Worried about her position in power, Margaret Thatcher backs Section 28 – however, a sudden change of heart after being lost in Soho causes her to reflect on her prior wrongs. Her experience in Soho not only causes her to reflect on her political career, but her desire to become a cabaret superstar.
The tone is set when Thatcher – complete with handbag, sensible shoes and her dress suit – struts onto stage performing the YMCA with two moustachioed supporting dancers. These dancers will become Maggie’s co-stars as she recounts her journey from Prime Minister to cabaret icon with a sprinkling of musical numbers thrown in and a bucketful of jokes centred on Thatcher’s policy (an early milk snatcher gag particularly tickles) – as well as contemporary politics. Maggie’s thoughts on Brexit and Theresa May make some appearances and add some variety for those that have stuck with the play throughout its five year run.
Whilst Tedford may not be the physical double of Thatcher, he embodies her essence in his speech and mannerisms. Tedford’s Thatcher is painfully controlled like the lady, yet the performer revises history by the turning an incredibly polarising figure from history into a loveable roughish heroine.
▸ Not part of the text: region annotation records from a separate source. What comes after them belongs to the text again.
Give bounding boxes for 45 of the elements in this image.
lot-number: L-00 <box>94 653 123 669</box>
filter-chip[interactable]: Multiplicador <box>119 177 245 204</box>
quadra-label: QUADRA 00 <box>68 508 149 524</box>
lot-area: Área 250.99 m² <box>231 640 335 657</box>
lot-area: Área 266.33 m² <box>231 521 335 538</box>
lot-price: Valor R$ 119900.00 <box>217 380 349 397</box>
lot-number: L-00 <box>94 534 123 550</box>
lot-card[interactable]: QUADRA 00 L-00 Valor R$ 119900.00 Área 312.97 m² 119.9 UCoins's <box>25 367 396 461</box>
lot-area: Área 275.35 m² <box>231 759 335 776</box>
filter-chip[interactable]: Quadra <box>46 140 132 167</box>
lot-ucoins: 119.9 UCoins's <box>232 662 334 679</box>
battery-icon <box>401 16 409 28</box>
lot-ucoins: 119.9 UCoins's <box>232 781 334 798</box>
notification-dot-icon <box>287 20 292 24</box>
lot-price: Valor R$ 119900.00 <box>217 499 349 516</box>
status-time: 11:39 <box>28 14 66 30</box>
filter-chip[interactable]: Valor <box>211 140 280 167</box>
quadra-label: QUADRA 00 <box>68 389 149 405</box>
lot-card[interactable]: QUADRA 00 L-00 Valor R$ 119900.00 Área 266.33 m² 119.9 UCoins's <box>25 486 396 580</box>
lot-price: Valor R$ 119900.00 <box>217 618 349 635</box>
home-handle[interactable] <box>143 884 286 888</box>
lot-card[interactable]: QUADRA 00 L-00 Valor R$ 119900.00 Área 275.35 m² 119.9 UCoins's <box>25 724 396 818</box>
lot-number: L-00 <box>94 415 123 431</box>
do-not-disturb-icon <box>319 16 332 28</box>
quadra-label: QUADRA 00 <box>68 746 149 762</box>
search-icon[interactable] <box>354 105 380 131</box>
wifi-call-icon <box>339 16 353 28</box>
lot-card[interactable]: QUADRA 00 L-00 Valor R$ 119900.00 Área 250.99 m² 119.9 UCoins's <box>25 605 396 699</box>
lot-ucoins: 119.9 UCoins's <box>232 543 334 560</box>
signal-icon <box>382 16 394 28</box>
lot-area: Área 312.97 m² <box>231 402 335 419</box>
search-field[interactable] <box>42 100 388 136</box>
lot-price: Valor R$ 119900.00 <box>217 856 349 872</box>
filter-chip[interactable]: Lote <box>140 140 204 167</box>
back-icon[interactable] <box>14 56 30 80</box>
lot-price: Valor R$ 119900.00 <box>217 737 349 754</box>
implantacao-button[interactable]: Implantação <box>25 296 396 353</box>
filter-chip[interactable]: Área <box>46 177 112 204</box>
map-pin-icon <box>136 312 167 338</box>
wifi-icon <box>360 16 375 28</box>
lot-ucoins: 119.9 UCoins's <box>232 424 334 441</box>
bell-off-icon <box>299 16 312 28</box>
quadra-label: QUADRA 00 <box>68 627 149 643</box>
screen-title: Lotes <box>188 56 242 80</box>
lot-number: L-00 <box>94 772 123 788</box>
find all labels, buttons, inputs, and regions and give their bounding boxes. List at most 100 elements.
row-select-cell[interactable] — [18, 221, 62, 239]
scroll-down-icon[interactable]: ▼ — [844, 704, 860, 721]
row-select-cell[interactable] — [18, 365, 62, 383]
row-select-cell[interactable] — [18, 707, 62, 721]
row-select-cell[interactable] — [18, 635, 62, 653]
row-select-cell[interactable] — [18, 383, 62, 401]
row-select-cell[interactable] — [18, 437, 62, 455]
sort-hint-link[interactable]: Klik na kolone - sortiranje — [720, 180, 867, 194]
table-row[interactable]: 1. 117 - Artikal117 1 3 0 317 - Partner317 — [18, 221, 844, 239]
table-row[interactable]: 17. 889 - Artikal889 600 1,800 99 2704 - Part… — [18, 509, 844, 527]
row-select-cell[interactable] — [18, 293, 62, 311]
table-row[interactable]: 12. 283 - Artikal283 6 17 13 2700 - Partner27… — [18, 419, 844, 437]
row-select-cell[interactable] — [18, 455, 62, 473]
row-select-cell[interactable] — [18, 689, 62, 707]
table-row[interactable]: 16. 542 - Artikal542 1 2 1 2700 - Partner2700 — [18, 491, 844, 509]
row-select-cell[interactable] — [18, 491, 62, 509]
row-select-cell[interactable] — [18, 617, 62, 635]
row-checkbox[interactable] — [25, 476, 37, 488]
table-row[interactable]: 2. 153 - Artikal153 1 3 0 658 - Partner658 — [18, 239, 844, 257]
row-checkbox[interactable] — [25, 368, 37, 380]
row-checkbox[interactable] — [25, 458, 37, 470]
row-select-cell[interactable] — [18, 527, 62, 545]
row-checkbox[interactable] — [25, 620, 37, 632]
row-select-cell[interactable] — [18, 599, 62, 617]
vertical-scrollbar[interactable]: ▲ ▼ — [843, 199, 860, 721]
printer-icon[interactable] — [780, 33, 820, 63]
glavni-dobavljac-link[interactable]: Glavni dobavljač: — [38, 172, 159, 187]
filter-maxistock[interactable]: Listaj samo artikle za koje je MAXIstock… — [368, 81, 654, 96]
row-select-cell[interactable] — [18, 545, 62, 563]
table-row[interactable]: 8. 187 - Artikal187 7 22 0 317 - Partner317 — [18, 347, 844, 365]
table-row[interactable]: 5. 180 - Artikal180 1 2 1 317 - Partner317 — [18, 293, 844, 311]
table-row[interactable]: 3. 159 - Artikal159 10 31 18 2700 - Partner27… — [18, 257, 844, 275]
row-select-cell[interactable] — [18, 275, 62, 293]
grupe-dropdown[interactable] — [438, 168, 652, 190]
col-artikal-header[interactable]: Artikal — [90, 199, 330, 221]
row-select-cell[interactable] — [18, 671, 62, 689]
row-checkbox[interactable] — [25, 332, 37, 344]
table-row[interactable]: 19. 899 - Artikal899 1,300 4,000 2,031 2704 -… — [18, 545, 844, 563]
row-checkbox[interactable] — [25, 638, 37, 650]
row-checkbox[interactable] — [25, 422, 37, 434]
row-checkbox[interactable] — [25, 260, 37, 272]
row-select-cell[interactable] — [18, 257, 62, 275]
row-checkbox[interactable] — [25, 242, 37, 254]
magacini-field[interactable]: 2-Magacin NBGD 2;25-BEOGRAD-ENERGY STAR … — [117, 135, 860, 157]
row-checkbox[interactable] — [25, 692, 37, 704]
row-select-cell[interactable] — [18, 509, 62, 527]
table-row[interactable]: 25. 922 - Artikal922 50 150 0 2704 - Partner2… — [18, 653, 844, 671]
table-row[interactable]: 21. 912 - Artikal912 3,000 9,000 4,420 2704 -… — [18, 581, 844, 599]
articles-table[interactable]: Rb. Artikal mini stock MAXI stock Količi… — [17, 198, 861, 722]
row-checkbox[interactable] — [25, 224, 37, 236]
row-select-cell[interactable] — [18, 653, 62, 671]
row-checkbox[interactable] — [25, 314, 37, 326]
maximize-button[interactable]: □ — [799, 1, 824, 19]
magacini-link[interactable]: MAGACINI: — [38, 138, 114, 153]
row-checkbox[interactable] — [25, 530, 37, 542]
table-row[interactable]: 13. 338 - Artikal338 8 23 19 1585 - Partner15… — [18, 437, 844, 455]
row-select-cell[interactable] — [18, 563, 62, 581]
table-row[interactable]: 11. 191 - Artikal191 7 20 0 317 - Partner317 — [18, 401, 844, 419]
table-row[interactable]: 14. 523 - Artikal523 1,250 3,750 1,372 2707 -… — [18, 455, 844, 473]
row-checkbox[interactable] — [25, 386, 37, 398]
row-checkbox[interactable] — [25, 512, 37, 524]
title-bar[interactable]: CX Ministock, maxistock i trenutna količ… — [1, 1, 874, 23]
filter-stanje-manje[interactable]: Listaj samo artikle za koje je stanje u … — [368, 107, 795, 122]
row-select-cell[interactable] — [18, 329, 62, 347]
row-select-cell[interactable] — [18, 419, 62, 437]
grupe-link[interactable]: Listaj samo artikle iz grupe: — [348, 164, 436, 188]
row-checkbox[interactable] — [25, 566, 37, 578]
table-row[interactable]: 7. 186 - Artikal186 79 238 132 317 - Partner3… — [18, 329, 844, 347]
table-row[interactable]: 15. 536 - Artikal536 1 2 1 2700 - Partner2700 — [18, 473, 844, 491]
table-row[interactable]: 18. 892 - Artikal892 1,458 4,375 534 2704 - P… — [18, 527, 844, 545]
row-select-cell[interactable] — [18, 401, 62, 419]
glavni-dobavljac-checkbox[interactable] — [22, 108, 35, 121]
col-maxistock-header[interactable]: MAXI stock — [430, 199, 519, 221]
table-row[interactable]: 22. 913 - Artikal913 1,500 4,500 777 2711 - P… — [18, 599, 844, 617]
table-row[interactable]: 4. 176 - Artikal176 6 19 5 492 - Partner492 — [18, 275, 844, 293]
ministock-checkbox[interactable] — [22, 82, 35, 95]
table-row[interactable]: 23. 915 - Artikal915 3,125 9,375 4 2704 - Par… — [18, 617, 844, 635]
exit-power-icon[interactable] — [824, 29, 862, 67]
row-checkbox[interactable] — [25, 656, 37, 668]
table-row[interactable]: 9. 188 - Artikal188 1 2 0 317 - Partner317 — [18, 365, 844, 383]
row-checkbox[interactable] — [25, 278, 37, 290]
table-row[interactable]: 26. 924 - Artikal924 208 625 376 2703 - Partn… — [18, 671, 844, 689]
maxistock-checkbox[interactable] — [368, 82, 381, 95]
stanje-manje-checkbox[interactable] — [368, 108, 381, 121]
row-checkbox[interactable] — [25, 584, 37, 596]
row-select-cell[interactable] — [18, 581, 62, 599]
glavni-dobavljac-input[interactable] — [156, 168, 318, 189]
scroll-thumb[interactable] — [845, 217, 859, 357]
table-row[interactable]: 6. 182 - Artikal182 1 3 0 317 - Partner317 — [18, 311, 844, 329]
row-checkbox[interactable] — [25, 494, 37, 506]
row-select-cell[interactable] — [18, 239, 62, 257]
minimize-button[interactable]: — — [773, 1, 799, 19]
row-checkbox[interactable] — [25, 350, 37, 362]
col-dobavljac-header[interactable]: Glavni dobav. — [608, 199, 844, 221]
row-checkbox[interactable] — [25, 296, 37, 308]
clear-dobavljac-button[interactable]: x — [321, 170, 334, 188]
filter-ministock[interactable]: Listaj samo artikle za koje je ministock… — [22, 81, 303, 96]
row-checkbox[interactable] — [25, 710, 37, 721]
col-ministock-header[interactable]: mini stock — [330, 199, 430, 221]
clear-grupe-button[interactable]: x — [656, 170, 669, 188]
This revision fixes her questionable political decision, gives her a sense of empathy and compassion, as well as a number of banging disco bops – Tedford’s Thatcher is the first female Prime Minister the United Kingdom deserved.
It’s hard not to get swept up in the pantomime silliness of Queen of Soho from the disco numbers (Last Dance, It’s Raining Men, YMCA) to the booing of Jill Knight (our villain, Maggie tells us), and the over the top turns of Tedford and his supporting performers. Whilst most of the humour is savvy and amusing, some jokes – like a gag involving a portrait of Winston Churchill go on a little too long and miss the mark. Yet these instances are few and far between and things are back on track with some biting improvisation – particularly seen when two people attempt to leave early, with Maggie noting that the full Theresa May fanclub was offended.